Second, there are the possible implications on U.S. foreign policy. Since Word War II, the U.S. and U.K. have both promoted a “special relationship” between the two nations, one that has thrived through more than a dozen administrations on both sides of the Atlantic. The foundation of this Anglo-American relationship is military and diplomatic cooperation, which greatly benefits from the U.K.’s and U.S.’ power and influence on the international stage.

This relationship has assisted the U.S. in promoting and executing its foreign policy; for example, the 2003 invasion of Iraq was only possible with the support and assistance of the U.K. government. If Scotland leaves the U.K., however, will the reduced U.K. command the same level of international influence, and, if not, what implications will this have on its special relationship with the U.S., and the U.S.’ ability to execute its foreign policy objectives?

The U.K.’s nuclear weapons system, Trident, is stationed in Scotland, and the Scottish government has already stated its intention to remove Trident from its territory in the event of a “yes” vote.
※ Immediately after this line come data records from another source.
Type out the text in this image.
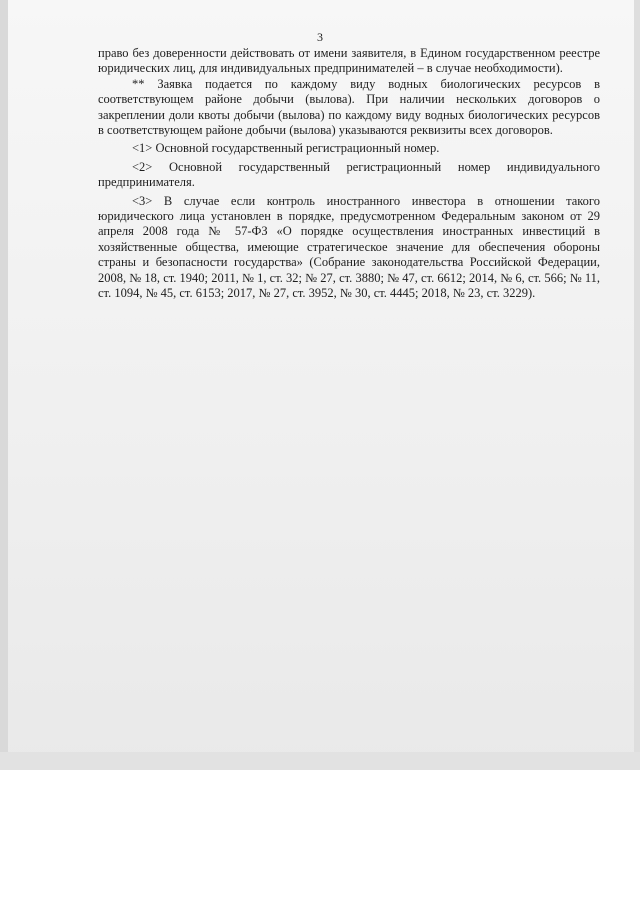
3

право без доверенности действовать от имени заявителя, в Едином государственном реестре юридических лиц, для индивидуальных предпринимателей – в случае необходимости).

** Заявка подается по каждому виду водных биологических ресурсов в соответствующем районе добычи (вылова). При наличии нескольких договоров о закреплении доли квоты добычи (вылова) по каждому виду водных биологических ресурсов в соответствующем районе добычи (вылова) указываются реквизиты всех договоров.

<1> Основной государственный регистрационный номер.

<2> Основной государственный регистрационный номер индивидуального предпринимателя.

<3> В случае если контроль иностранного инвестора в отношении такого юридического лица установлен в порядке, предусмотренном Федеральным законом от 29 апреля 2008 года № 57-ФЗ «О порядке осуществления иностранных инвестиций в хозяйственные общества, имеющие стратегическое значение для обеспечения обороны страны и безопасности государства» (Собрание законодательства Российской Федерации, 2008, № 18, ст. 1940; 2011, № 1, ст. 32; № 27, ст. 3880; № 47, ст. 6612; 2014, № 6, ст. 566; № 11, ст. 1094, № 45, ст. 6153; 2017, № 27, ст. 3952, № 30, ст. 4445; 2018, № 23, ст. 3229).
Some fear that because of the cost of relocation, the U.K. government might choose to scrap its nuclear program. This would mean that the U.S. would lose one of its closest nuclear allies, which would clearly have implications for U.S. foreign policy in Europe and around the world.
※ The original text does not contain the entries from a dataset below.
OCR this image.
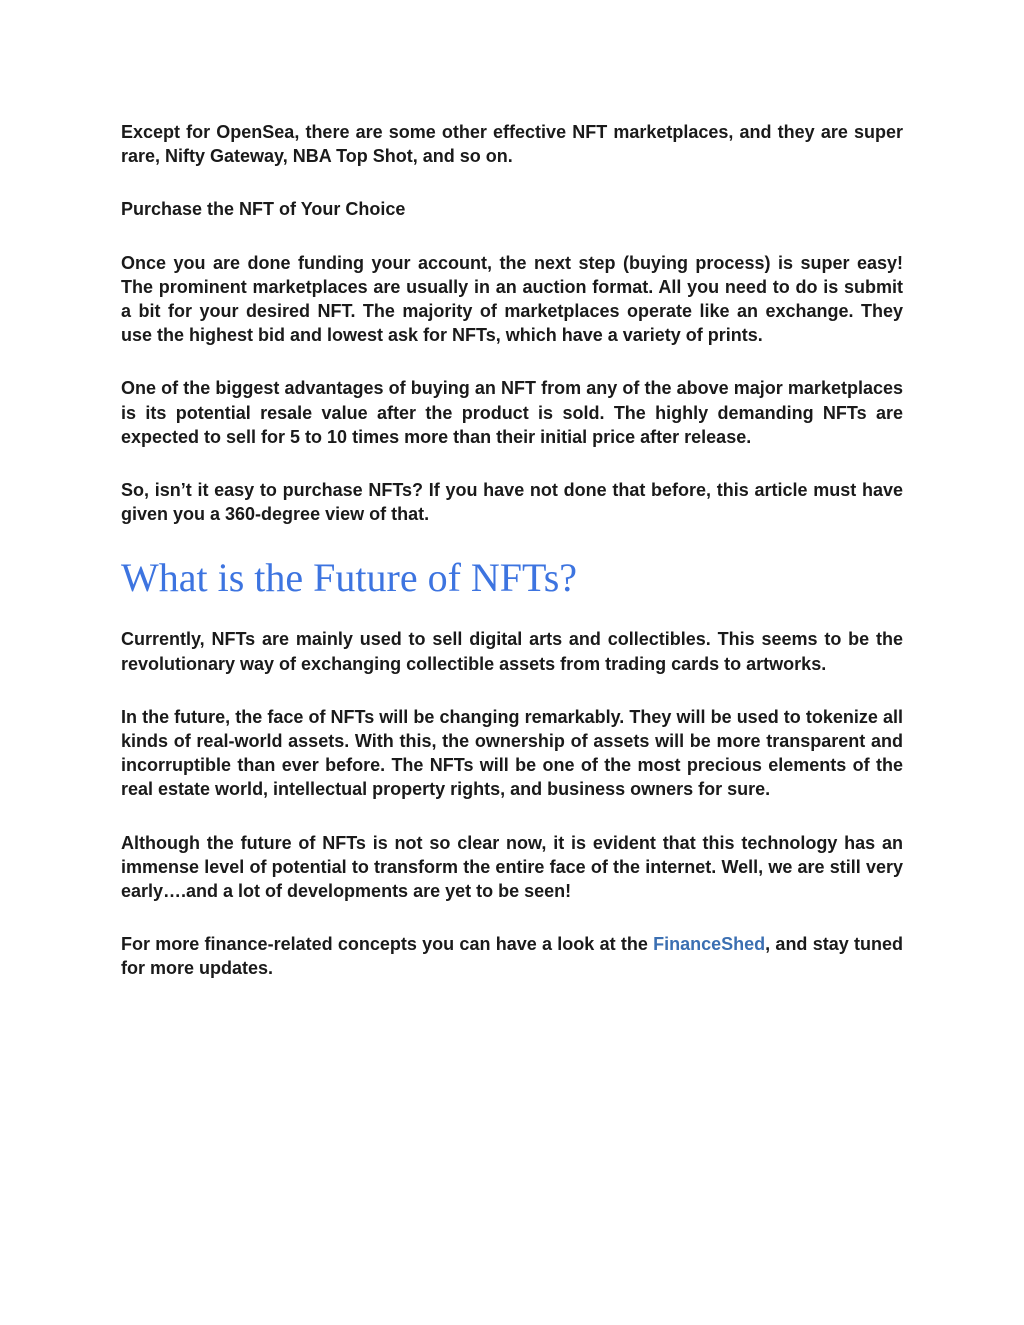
Except for OpenSea, there are some other effective NFT marketplaces, and they are super rare, Nifty Gateway, NBA Top Shot, and so on.

Purchase the NFT of Your Choice

Once you are done funding your account, the next step (buying process) is super easy! The prominent marketplaces are usually in an auction format. All you need to do is submit a bit for your desired NFT. The majority of marketplaces operate like an exchange. They use the highest bid and lowest ask for NFTs, which have a variety of prints.

One of the biggest advantages of buying an NFT from any of the above major marketplaces is its potential resale value after the product is sold. The highly demanding NFTs are expected to sell for 5 to 10 times more than their initial price after release.

So, isn’t it easy to purchase NFTs? If you have not done that before, this article must have given you a 360-degree view of that.

What is the Future of NFTs?

Currently, NFTs are mainly used to sell digital arts and collectibles. This seems to be the revolutionary way of exchanging collectible assets from trading cards to artworks.

In the future, the face of NFTs will be changing remarkably. They will be used to tokenize all kinds of real-world assets. With this, the ownership of assets will be more transparent and incorruptible than ever before. The NFTs will be one of the most precious elements of the real estate world, intellectual property rights, and business owners for sure.

Although the future of NFTs is not so clear now, it is evident that this technology has an immense level of potential to transform the entire face of the internet. Well, we are still very early….and a lot of developments are yet to be seen!

For more finance-related concepts you can have a look at the FinanceShed, and stay tuned for more updates.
In June 2014, President Barack Obama stated that: “ The United States had a deep interest in ensuring the U.K. remained strong, robust and united.” Is this true? Possibly, but I believe that the U.S. has a deep interest in engaging more fully in the debate and developing a better understanding of the issues surrounding Scottish independence.

It is important to note that the president went on to add to his statement by stressing that ultimately, the independence question “was up to the people of Scotland.” But it’s a question that Mainers, and the rest of America, have a stake in, whether you’re Scottish or not.

Darren J. Reid is a visiting research scholar in the William S. Cohen Center at the University of Maine where his research focuses on U.S.-Russian relations. He also is associated with the Scottish research institute Scottish Global Forum, which analyzes and opines on Scotland’s domestic politics, economics and security, and its relations with other states.